Corten Steel Balustrades, Cobalt Zellige Walls, and a Geometric Folded Ceiling Buried Oak and Beige

Bare plaster walls in warm ochre replace the original cream paint, and the floor shifts from polished marble tile to continuous poured resin in a deep amber tone. The staircase loses its painted wood balustrades entirely. In their place, a single sheet of weathered Corten steel curves along the full run of the stairs, its rust-brown oxidized surface acting as both railing and sculptural wall. Floating travertine treads with integrated LED underlighting replace the carpeted steps, each tread appearing to hover without visible support.
Behind the staircase, a full-height wall clad in cobalt blue zellige tile draws the eye upward. Above, the ceiling is finished with a geometric folded structure, each facet angled differently to catch the warm pinpoint light fixtures embedded throughout. A low console in raw concrete sits against the ochre plaster wall, flanked by dried stems in narrow vessels. A leather Moroccan pouf grounds the foreground. Every surface material change reads as deliberate.

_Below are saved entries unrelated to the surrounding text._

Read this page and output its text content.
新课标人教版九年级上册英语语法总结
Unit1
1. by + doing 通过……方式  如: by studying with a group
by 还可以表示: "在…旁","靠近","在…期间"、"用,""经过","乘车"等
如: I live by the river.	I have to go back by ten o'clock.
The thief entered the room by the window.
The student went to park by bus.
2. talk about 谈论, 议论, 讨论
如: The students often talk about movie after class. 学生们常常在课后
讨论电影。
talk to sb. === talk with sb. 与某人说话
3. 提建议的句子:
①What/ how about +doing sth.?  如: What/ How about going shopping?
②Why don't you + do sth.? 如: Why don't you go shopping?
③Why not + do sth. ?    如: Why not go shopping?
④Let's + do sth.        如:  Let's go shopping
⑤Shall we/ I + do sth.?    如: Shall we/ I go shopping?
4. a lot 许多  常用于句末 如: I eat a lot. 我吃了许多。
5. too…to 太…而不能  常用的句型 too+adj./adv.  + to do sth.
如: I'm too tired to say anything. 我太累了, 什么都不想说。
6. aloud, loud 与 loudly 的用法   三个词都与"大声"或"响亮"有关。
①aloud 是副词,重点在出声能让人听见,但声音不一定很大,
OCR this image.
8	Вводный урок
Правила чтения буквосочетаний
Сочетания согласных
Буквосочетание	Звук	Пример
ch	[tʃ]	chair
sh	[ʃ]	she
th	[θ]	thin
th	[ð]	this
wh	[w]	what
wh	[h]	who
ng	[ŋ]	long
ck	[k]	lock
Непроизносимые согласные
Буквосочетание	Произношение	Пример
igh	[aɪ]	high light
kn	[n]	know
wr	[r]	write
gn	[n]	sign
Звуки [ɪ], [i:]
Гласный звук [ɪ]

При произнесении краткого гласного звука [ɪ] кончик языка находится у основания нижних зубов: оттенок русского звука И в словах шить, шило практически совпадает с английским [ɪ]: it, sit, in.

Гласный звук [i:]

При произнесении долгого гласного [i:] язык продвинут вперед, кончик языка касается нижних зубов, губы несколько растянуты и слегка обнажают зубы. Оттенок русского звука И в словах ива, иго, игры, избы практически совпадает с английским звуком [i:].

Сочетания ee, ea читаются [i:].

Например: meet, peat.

Birch-Branch Balustrades, Lapis Lazuli Floor Inlay, and a Crystal Chandelier Buried Oak and Beige

Designers replaced oak spindles and warm beige walls with birch-branch iron balustrades, hand-veined white marble stair cladding, and walls repainted in pale blue-grey. The floor centers on a square lapis lazuli inlay bordered by white marble tile. Overhead, a sculptural chandelier holds dozens of frosted glass forms resembling glacial shards, lit from a cove surround with warm LED strip lighting. A floating stone shelf carries candles and a white floral arrangement in place of the freestanding console table.